The cyclin-dependent kinases 4 and 6 (Cdk4/6) that control the G1 phase of the cell cycle and their inhibitor, the p16INK4a tumour suppressor, have a central role in cell proliferation and in tumorigenesis. The structures of Cdk6 bound to p16INK4a and to the related p19INK4d reveal that the INK4 inhibitors bind next to the ATP-binding site of the catalytic cleft, opposite where the activating cyclin subunit binds. They prevent cyclin binding indirectly by causing structural changes that propagate to the cyclin-binding site. The INK4 inhibitors also distort the kinase catalytic cleft and interfere with ATP binding, which explains how they can inhibit the preassembled Cdk4/6–cyclin D complexes as well.
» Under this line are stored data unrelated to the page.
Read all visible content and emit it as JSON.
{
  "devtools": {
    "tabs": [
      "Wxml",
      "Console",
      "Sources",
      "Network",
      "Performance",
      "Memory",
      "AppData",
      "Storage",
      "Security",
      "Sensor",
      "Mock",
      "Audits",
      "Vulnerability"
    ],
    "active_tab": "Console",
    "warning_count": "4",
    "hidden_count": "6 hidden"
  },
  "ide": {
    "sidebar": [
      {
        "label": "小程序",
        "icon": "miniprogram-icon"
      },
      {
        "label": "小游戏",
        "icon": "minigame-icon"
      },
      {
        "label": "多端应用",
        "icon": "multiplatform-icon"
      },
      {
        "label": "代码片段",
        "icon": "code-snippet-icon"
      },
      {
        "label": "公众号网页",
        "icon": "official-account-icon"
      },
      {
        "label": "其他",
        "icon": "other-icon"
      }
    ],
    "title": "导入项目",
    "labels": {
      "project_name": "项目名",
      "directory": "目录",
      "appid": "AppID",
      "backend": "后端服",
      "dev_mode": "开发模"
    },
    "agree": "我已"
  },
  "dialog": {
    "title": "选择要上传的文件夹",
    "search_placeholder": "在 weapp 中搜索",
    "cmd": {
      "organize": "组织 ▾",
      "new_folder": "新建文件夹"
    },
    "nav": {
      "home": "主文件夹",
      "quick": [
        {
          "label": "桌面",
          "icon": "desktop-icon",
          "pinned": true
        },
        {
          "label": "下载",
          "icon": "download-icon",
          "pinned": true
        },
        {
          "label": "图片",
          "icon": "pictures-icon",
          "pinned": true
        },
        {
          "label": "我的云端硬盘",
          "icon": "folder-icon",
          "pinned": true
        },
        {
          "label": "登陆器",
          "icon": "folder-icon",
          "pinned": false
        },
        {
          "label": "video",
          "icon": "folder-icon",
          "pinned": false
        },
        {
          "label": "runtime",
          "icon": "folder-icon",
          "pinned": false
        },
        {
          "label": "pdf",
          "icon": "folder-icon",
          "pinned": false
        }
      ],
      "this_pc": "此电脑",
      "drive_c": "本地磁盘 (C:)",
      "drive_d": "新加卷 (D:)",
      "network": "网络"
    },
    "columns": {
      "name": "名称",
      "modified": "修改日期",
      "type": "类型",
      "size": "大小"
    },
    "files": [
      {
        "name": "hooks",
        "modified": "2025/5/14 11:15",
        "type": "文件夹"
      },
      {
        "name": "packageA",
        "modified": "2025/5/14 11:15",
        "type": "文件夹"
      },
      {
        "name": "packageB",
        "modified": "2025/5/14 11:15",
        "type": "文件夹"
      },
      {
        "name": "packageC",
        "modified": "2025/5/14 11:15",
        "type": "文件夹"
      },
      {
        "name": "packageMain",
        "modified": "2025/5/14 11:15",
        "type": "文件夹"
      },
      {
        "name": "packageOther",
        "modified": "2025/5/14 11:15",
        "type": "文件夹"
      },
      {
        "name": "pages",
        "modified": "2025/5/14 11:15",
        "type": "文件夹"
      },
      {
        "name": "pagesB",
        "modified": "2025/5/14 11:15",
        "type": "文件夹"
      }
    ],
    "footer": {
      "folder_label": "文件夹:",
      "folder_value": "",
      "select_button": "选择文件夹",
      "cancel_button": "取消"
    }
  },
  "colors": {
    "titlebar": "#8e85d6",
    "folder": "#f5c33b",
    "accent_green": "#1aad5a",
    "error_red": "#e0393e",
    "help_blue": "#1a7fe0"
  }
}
Tumour-derived mutations in INK4a and Cdk4 map to interface contacts, solidifying the role of CDK binding and inhibition in the tumour suppressor activity of p16INK4a.

Suggested Citation

  • Alicia A. Russo & Lily Tong & Jie-Oh Lee & Philip D. Jeffrey & Nikola P. Pavletich, 1998. "Structural basis for inhibition of the cyclin-dependent kinase Cdk6 by the tumour suppressor p16INK4a," Nature, Nature, vol. 395(6699), pages 237-243, September.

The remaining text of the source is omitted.